The objective of this test was to simulate a situation in which the client records videos locally, (e.g. video on surveillance cameras or motion-detection cameras), and then pushes the video to the cloud-based Vubble storage prior to categorization.
The 5G performance for pushing videos to Vubble storage was comparable to the speed of upload experiences using a cable network. This experiment revealed that it is possible to provide an online categorization service for clients connected to a 5G network. The bottleneck problem frequently encountered when uploading huge files in 3G and 4G networks disappeared on the 5G network.
Test 4 - In this experiment, a client on the 5G network streamed video from Vubble storage.
The objective of this test was to compare the performance of video streaming for videos stored in Vubble storage to other storage services such as YouTube’s. The test ran one-hour videos stored both on YouTube and on Vubble to evaluate the quality of transmission on a 5G network.
The test result proved that it is possible for Vubble to offer private video streaming to clients connected to 5G networks.
Test 5 - In this experiment, a client streamed a video to Vubble’s storage for live categorization.
In this final test, the Vubble team evaluated the categorization of live video. The idea was to evaluate the performance of streaming a local camera to the Vubble cloud infrastructure. In a second step, these streamed frames were processed and categorized.
The 5G network allowed the streaming of live video without any issues. However, the test showed that the Vubble categorization system did not have the capacity to receive a transmission of more than six frames per second. The speed of the 5G network was more than the Vubble system was capable of processing live.
The team concluded that the Vubble Video Categorizer needs improvements to be able to categorize live video on a 5G network.
Our conclusions
- The Vubble Categorizer system can be deployed on a stand-alone device and connected to the 5G network.
- A client on the 5G network can request remote categorization of videos from the cloud-based Vubble categorization system without having to deploy the system on their device.
- Vubble can store clients’ videos and provide video streaming of those videos.
- Given the speed of the 5G network, a client can push videos to Vubble’s storage for categorization without a local deployment of the Vubble Categorizer on their device.
- A client can send live footage from remote cameras to the Vubble system for categorization in the cloud. However, the Vubble categorization system code must be modified to address a problem where the code kept reading and writing files, slowing performance.
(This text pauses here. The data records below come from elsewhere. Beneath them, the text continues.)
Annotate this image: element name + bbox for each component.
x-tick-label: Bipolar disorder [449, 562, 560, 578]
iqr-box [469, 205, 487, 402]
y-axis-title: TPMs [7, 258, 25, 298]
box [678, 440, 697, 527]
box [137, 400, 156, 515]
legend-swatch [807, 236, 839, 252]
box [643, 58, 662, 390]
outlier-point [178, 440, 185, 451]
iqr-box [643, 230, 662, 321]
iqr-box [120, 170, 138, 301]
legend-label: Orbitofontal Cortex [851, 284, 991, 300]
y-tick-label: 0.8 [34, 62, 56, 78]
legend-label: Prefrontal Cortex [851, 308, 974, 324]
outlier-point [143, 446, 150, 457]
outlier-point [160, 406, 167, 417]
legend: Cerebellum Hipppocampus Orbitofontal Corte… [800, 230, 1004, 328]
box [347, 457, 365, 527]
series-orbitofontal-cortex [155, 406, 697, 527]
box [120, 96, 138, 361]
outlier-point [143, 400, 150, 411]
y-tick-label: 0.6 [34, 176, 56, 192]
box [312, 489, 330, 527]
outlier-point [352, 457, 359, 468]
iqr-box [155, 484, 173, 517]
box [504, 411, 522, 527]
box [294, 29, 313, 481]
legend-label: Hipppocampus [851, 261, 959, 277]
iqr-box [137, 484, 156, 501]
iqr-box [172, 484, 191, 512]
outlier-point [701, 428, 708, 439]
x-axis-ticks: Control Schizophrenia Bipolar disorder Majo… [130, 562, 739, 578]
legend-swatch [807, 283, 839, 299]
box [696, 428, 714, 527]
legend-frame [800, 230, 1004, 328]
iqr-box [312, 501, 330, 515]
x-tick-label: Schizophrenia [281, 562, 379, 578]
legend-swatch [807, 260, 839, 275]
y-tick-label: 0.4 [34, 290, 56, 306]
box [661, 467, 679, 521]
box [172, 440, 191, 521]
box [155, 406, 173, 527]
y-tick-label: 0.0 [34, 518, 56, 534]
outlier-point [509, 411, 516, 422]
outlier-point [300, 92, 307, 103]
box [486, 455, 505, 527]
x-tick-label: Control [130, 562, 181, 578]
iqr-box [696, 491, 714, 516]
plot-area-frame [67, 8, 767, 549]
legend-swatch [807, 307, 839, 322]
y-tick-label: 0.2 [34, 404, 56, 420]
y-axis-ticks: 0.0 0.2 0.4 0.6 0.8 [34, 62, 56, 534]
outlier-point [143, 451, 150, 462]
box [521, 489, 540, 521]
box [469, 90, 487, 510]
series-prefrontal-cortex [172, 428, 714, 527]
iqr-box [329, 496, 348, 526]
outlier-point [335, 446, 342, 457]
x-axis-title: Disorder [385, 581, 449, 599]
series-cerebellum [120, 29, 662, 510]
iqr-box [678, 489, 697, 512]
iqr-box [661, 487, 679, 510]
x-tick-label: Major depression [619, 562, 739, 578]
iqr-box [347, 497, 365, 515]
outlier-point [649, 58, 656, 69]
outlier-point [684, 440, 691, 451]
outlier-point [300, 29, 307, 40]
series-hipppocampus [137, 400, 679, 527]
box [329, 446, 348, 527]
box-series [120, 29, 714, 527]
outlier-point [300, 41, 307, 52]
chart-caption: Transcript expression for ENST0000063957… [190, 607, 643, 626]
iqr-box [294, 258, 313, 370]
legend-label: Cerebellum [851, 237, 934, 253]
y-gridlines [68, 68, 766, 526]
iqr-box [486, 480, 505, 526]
What's next for the Vubble Categorizer?
This 5G test allowed the Vubble team to create two new solutions: The first was the creation of a stand-alone Categorizer system that can be deployed in the cloud and receive videos from cameras and then categorize those videos without a client installing the Vubble Categorizer system on his or her local device. The second was the creation of Vubble video storage so that Vubble can host and stream videos without the need for third-party services such as YouTube.
The performance on the 5G network demonstrated that it is possible to process more videos than previously expected. With this is mind, the Vubble research team will:
- Scale-up the current deployment of the Categorizer system with the addition of more replicas of the audio Categorizer and the addition of more nodes (servers) to the current cluster.
- Test the use of GPU-capable machines to improve the speed of video data labelling.
- Improve the code of the camera live-stream to increase the number of frames available for processing in the Vubble Categorizer.